Thus far, the Afrodita Ransomware campaign is limiting attacks to Croatia-based business entities in indeterminate industries. The means is through e-mail phishing lures that convey Excel spreadsheets mimicking invoices, with appropriate linguistics and formatting for the targets. Although the recipient has to activate the additional, macro-based content inside the file, once they do so, the Afrodita Ransomware gets its installation.

For the Afrodita Ransomware, while malware researchers find few oddities in it, the Trojan conveys attacks that aren't too different from those of a Scarab Ransomware or STOP Ransomware variant. It encrypts media such as images and documents, changes their extension into references of its name (a Spanish version of the Greek goddess of love, Aphrodite) and leaves both graphical and textual ransom notes. It also adheres to the popular means of organizing ransoms this year: using a TOR website for anonymity and organization, even going so far as to call its service a user-friendly 'chat room.'

Teaching the Afrodita Ransomware All About Tough Love

The Afrodita Ransomware's tactic depends on its guile in fooling workers into enabling content that should be readily-discernible as unsafe. Only outdated versions of Microsoft Office software will load macros without requiring an additional prompt. Even users who aren't aware of the dangers of macro-based content can protect themselves by scanning the download with an appropriate security product before opening it.
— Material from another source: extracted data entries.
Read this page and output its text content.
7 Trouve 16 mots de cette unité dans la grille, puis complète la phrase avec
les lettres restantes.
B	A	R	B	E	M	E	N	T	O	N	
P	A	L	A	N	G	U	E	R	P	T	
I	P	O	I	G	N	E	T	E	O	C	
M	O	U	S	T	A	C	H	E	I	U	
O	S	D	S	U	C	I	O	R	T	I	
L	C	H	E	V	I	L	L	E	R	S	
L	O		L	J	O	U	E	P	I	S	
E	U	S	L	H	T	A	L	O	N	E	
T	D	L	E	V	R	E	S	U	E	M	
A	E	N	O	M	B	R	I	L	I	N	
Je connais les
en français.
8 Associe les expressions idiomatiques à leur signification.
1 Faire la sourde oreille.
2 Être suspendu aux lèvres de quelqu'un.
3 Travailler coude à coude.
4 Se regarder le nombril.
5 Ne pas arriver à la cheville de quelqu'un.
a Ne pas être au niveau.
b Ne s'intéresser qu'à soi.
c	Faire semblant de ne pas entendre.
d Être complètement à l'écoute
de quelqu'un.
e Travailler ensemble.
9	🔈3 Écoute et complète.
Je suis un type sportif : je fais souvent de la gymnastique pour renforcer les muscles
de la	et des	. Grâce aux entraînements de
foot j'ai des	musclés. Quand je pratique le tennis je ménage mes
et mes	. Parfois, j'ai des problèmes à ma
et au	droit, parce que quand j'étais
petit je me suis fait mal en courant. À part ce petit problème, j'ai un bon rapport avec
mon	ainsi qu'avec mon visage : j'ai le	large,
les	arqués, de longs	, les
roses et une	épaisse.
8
Because the Afrodita Ransomware isn't an apparent relative of any known, file-locker Trojan, malware researchers can't confirm whether it could be decryptable for free. However, most Trojans of this classification avoid non-secure locking routines. Thus, emphasize is always on the possession and appropriate protection of a backup that can keep your media safe from being encrypted or erased. In rare cases, using advanced recovery software also can be of use.

At a bare minimum, reputable Windows anti-malware solutions should catch and remove the Afrodita Ransomware, as well as the embedded Trojan that's serving as its loader.

With Greek mythology, a Spanish name, and Croatian victims, the Afrodita Ransomware is a Trojan of complex cultural influences. Encryption and extortion are, unfortunately, concepts that travel from nation to nation as quickly and efficiently as any e-mail.